HAPPINESS SEVERITY INDEX
Though in the lower standard deviation, I fall, the statistician says,
within the normal range of happiness. Therefore, no drugs today.
What about tomorrow? What if doodling stars isn’t enough?
Will I be asked to color the rainbow one more time?
Name three wishes that might come true?
List everything I’ve been given within a minute?
Though within the normal range of happiness, I score poor
on bird appreciation, poor on oboe joy. My responses, in fact,
seem to indicate an overall confusion concerning joy itself.
What did I mean that during parties I choose the sofa
like a sick cat? That when tattoos are dispensed I’m first
in line? That books full of other people’s misery
make the beach infinitely more pleasant? Stargazing is another weakness.
Too much I examine the patch of dirt where nothing grows
where buried curiosa aren’t deep enough, though in Short Answer
I’m all for dancing alone in a silken robe. Friends call.
Mostly the machine answers. Mozart makes me cry.
I kill spiders without guilt. To make up for this
I take the kids to the golden arches play area.
A positive indicator. Also, interest in the existential
is minimal. I approve of make-up and ice cream.
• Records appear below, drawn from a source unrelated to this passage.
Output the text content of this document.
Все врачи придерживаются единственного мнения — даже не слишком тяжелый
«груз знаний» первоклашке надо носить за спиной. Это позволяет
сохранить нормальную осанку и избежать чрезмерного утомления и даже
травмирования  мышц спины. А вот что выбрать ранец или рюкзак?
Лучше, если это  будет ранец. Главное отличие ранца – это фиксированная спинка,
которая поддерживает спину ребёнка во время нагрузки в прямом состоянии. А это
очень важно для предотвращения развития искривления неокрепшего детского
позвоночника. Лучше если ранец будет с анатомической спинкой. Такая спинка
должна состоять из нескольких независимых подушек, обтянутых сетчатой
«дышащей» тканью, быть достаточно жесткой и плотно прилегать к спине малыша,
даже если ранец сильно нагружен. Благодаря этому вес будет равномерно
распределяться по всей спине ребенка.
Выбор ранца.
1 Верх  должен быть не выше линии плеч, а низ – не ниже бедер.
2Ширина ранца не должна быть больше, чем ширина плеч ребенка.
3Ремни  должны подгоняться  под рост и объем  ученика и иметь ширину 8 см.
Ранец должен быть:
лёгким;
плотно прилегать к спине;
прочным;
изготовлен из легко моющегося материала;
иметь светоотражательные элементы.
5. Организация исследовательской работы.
When I wake early, I get out of bed. When I wallow
in planetary counterpoint, it never lasts. And here’s what really saves me:
if I were a ghost I’d be Casper. If I were a tradition
I’d be a dreidel. I like the rain. When the boat drifts off
I wave. When the dog runs off I follow.
—from Rattle #32, Winter 2009
__________
Rebekah Remington: “I started writing poetry in high school when I discovered the work of Edna St. Vincent Millay in the school library. I think I renewed her Collected Poems almost every week of my entire senior year. Recently I’ve been reading Frank Bidart, Jennifer Grotz, and Richmond Lattimore’s translations of Aeschylus. So I guess my taste has broadened a bit. I wrote ‘Happiness Severity Index’ on a day when I was feeling slightly whiny.”